Which vendor? Ebay? Amazon? Other vendor?
There are many “manufacturers” of K40 style lasers. In fact, the term “K40” is best understood as a style of CNC laser rather than a model number. In general, the actual manufacturer of any given K40 is is unknown. They are sold on ebay, and increasingly on Amazon by either trading companies who did not manufacture them, or importers who buy wholesale lots from either one of the manufacturers or from trading companies, then do a variable amount of cleanup, alignment, testing and so on.
Often, the total amount of care and “quality” in a machine is reflected in the price. K40 makers have been in a race to the bottom on price for some years now, so there is always a fight for cheapest on ebay, and sometimes on Amazon. The more care and effort expended in pre-testing and setting up a K40, the more you can expect it to cost.
There are some people who report receiving a K40 which could be used right out of the box with only the minimum necessary set up of cooling water, exhaust air and checking for safety and water leaks. There are also people who receive dented boxes, cracked laser tubes, units with alignment and focus problems, loose belts, or simply non-functioning electronics. Most often, the cheapest ones can be expected to have more problems. Of course there are very high price bad ones too. It’s a difficult and opaque issue. At the end, you pays your money and takes your chances.

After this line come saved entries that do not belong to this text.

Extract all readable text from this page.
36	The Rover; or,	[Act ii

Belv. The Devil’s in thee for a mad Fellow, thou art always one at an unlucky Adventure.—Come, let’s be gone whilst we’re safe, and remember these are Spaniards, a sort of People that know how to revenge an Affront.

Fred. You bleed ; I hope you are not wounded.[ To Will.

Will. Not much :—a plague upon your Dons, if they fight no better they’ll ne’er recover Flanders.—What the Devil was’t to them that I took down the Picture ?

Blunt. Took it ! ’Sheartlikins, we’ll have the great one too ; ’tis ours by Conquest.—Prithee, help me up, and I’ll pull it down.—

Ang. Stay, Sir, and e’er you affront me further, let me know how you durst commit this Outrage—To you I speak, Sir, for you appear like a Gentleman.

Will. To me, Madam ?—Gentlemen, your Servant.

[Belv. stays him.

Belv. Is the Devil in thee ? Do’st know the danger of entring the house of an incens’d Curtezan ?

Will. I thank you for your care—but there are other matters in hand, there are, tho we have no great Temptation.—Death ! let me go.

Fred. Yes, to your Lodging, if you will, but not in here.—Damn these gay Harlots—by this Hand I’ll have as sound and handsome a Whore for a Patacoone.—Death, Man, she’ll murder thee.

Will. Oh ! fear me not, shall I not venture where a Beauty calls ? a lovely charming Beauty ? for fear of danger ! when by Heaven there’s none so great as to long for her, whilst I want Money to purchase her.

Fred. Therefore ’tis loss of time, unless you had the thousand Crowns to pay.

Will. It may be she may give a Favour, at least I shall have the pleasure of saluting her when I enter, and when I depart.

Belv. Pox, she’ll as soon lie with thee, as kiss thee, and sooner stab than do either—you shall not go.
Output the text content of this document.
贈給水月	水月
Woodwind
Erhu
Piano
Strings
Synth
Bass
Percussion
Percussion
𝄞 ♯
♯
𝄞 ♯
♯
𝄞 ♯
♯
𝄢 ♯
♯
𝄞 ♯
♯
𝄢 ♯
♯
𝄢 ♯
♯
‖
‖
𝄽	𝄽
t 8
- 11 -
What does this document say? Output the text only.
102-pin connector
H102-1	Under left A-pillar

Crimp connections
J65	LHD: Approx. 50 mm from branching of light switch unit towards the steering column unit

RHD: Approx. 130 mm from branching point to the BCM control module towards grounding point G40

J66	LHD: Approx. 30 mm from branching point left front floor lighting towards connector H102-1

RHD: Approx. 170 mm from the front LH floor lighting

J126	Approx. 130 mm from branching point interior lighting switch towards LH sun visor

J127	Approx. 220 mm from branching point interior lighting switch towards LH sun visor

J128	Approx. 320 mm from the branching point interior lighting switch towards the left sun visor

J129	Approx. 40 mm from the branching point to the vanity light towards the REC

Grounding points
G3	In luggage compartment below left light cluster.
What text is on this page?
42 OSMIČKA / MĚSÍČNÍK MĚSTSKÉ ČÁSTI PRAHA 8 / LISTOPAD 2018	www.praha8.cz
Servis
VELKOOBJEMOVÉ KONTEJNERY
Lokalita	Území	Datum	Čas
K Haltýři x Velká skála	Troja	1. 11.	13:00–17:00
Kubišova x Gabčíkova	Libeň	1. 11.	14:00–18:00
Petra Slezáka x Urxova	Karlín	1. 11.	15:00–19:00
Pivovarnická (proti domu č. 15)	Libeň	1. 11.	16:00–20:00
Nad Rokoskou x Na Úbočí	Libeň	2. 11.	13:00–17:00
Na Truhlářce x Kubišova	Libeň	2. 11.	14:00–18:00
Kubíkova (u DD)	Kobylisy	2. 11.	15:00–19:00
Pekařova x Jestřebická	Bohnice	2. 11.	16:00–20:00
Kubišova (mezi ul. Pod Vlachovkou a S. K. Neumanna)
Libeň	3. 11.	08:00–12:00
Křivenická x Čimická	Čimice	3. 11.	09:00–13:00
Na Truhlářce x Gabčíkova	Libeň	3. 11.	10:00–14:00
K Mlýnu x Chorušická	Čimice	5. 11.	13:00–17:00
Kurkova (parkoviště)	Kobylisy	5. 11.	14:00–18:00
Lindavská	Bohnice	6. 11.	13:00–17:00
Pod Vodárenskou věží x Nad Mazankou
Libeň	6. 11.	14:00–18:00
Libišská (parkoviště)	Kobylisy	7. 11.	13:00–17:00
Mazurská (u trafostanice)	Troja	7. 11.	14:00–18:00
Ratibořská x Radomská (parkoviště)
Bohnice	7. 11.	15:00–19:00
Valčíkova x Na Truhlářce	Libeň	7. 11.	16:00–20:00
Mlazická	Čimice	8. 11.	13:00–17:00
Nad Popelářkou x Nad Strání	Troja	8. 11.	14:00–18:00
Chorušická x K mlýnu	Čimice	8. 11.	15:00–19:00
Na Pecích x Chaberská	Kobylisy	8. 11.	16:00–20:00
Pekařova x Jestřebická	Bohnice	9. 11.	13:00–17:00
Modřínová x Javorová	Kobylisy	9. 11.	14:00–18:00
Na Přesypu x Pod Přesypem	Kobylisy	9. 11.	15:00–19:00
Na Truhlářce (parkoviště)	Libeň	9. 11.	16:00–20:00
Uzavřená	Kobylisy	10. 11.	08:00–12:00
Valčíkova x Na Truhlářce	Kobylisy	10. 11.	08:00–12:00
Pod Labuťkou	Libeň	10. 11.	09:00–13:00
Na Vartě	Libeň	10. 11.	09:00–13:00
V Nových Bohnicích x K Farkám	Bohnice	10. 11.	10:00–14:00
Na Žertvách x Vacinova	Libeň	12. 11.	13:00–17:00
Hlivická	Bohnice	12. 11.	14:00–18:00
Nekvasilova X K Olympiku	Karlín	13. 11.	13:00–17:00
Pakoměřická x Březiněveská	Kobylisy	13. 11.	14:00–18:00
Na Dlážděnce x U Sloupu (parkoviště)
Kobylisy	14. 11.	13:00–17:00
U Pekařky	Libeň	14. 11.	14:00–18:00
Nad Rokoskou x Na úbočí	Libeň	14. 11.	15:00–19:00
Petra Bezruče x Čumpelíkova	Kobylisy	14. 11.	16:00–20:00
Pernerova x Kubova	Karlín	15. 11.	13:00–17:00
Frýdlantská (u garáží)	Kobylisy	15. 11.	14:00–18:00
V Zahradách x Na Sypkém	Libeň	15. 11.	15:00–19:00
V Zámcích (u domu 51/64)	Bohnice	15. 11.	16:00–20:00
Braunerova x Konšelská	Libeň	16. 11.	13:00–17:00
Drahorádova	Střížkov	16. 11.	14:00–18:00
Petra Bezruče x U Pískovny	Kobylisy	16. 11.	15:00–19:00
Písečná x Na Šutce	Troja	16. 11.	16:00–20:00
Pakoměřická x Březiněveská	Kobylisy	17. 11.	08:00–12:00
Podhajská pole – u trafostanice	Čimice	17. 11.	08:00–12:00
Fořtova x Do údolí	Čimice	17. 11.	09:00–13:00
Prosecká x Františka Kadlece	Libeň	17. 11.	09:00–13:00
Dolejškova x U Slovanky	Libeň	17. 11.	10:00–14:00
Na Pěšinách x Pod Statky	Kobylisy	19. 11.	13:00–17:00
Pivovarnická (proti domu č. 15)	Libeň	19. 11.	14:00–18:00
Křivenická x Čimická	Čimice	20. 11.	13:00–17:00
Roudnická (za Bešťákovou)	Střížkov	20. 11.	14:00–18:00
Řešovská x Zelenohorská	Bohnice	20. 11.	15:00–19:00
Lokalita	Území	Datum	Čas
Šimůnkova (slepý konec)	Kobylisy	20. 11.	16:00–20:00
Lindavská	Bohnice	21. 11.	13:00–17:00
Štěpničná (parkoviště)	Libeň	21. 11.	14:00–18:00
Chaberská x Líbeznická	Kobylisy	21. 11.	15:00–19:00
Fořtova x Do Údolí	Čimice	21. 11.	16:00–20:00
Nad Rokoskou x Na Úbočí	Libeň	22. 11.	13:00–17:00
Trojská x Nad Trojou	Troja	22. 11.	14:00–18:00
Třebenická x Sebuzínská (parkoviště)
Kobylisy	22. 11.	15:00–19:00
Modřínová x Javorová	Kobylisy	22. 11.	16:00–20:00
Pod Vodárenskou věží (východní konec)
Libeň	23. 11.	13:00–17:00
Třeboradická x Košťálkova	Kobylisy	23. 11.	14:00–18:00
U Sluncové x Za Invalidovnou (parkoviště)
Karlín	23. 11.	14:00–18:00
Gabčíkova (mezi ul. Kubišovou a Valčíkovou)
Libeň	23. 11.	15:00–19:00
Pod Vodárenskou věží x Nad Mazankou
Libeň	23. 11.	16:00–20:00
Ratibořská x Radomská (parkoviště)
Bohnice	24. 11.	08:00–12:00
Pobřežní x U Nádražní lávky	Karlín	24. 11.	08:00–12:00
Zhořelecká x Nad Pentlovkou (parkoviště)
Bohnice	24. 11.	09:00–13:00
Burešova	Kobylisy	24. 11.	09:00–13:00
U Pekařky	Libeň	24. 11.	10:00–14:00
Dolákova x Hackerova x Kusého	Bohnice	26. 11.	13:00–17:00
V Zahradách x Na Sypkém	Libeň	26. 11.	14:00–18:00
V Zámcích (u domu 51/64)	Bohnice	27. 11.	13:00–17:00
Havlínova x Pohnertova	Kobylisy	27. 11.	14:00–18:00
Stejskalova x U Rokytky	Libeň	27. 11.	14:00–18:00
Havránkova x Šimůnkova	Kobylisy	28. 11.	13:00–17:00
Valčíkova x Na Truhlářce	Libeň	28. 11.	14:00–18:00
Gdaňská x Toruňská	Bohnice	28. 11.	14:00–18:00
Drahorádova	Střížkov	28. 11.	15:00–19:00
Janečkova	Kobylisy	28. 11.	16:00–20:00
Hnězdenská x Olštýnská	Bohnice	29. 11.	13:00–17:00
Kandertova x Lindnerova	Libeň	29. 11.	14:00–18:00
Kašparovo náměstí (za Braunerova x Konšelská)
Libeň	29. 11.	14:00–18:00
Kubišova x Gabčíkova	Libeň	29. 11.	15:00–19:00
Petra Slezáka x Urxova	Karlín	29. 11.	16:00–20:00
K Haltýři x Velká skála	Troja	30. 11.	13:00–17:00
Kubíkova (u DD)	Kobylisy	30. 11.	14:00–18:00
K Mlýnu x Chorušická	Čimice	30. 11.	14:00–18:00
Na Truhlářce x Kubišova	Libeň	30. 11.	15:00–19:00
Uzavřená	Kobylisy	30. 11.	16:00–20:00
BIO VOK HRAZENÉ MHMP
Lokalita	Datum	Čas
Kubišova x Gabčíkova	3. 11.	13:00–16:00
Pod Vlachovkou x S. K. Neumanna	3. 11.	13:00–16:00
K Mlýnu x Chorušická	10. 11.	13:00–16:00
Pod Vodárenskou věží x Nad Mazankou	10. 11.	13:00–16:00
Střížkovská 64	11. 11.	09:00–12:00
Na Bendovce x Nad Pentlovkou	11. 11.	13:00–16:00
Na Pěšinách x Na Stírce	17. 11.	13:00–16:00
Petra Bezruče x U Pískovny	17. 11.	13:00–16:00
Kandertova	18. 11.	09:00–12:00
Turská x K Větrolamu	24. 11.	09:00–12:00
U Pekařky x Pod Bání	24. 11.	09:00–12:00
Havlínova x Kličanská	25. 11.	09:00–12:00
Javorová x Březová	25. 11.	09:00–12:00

That being said, sellers in the US$400 – US$450 range are beginning to provide the “just works” pretested and aligned version more often as measured by posting in forums. In the US$350 to US$400 range, you’re taking more chances on getting a not-as-well made and/or tested one.
What is a K40 Mini?
It’s a smaller, but lower power version of the K40. Where the K40 struggles to output a 40W beam, the Mini struggles to output a 30W beam from its shorter tube. See “Some of them look different” below.
Some of them look different. Which version/type should I buy?
First of all, the paint colors mean nothing whatsoever. There is nothing you can determine from the colors other than whether you like the colors or not. One vendor may like certain colors better, too.
What does make a difference is getting one with an analog meter, not the digital display version. The analog meter version tells you more useful information about what power the tube is using. A common upgrade for the digital meter version is to add on an analog meter somehow.
There has recently appeared a “mini-K40” on ebay. This is a smaller unit, which may suit your needs as the original K40 style is BIG. It eats up a lot of workbench space. The “Mini” version solves this by a slight repackaging to get smaller height and less width. It is virtually certain that the shorter, lower power laser tube in the Mini is cheaper, as is a smaller case.
And shorter is lower power in laser tubes. In CO2 gas lasers, all other things being roughly equal, power is proportional to length. The original K40 uses a 700mm to 720mm long tube, and claims 40 watts. It is best thought of as a 30-35W tube. You can’t stuff a higher power laser tube into the width of the K40. It would be longer than the box is wide. Some “K40” boxes were made with a hole on the right/control side to accommodate a higher power (and therefore longer) 50W tube inside a bolt-on metal shield. The Mini has a 600mm long tube, probably 20-25 “real” watts, advertised as a 30W tube if you buy a tube, and maybe advertised as 40W in the ebay advertising.
Some people have reported ordering a full size K40, and receiving a full-size K40 case, but the laser tube inside was only 600mm long. The manufacturer/seller was making more profit by substituting in a cheaper, lower power laser tube. If you intend to buy a K40, make sure it comes with the longer tube.
Get the M2 Nano controller
Some early K40 style lasers came with a “Moshi” controller and used “MoshiDraw” software. These are both judged to be difficult to use and get good results with. Most current ones have the “M2 Nano” style controllers. The controller board has “M2 Nano” labeling on the control board. These can be used with the maker-supplied (and probably cracked, illegal) CorelDraw and CorelLaser software. However, the M2 Nano controller can be used with the free “k40 whisperer” software. This gets more user comments about being easier to use and more reliable. So if you have a choice, get the M2 Nano controller.
If you have a dead M2 Nano, you can buy a new one from Cloudray for US$25.00.
There are three reasonable controller options:
- M2 Nano: Lowest cost, driven by K40 Whisperer, Meerk40t, or VisiCut open source options, or the generally inferior proprietary software shipped with the unit. Uses a proprietary protocol.
- Ruida: More expensive, higher quality, currently requires RDWorks or LightBurn. Uses a proprietary protocol.
- Open Hardware controller: Many options including Smoothieware, Mini Gerbil, Super Gerbil, Cohesion3D, can be driven by VisiCut, LightBurn, and more. These controllers use g-code, which is the same basic languages as most 3D printers and industrial CNC machines, and which has been around for about 70 years.